Dr. Nielsen studied electrical engineering and solid state physics at the Technical University of Denmark. Already in his doctoral studies at the former Bartol Research Foundation in the US state of Pennsylvania, which he completed in 1975, he turned to space research and investigated how solar cosmic rays propagate in interplanetary space and in the magnetosphere.

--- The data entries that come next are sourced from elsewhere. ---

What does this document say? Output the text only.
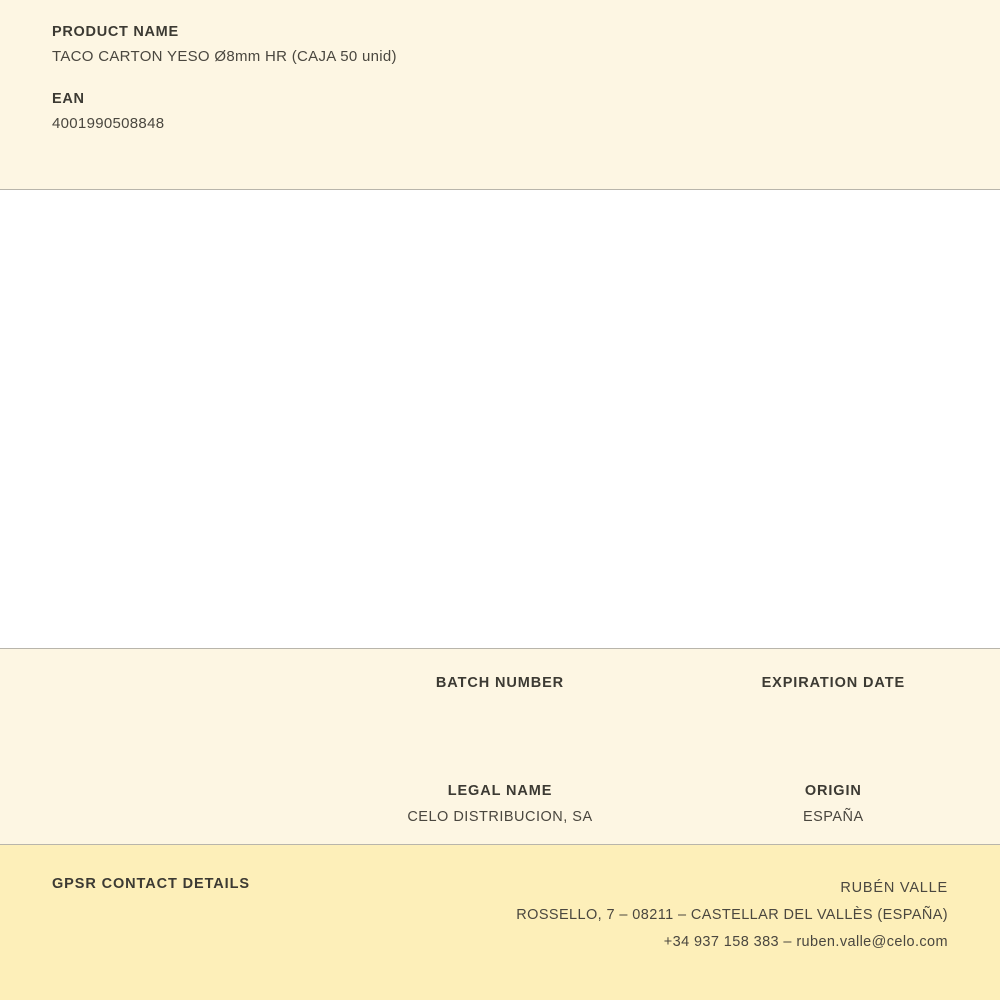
PRODUCT NAME

TACO CARTON YESO Ø8mm HR (CAJA 50 unid)

EAN

4001990508848

BATCH NUMBER	EXPIRATION DATE

LEGAL NAME

CELO DISTRIBUCION, SA

ORIGIN

ESPAÑA

GPSR CONTACT DETAILS	RUBÉN VALLE
ROSSELLO, 7 – 08211 – CASTELLAR DEL VALLÈS (ESPAÑA)
+34 937 158 383 – ruben.valle@celo.com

At the Max Planck Institute for Aeronomy in Katlenburg-Lindau, his research focused primarily on the Earth's ionosphere. Dr. Nielsen was a driving force in the construction and operation of the RIO imager (Relative Ionospheric Opacity imager) in northern Norway, a measurement facility that determined the absorptivity of the ionosphere in the frequency range of radio waves with previously unattained accuracy, and was a significant part of the STARE project (Scandinavian Twin Auroral Radar Experiment). In later years, he also contributed to the development and construction of scientific instruments for space missions, such as the MARSIS radar altimeter for ESA’s Mars Express mission and the CONSERT radio wave experiment for ESA’s Rosetta mission.
After his retirement in 2005, Dr. Nielsen continued to participate in the developments at the institute - even after the institute moved to Göttingen. His extensive expertise, his conscientious scientific approach, and his quiet and friendly manner will be fondly remembered.
With Dr. Erling Nielsen, the institute loses a valued and excellent scientist and a long-time friend.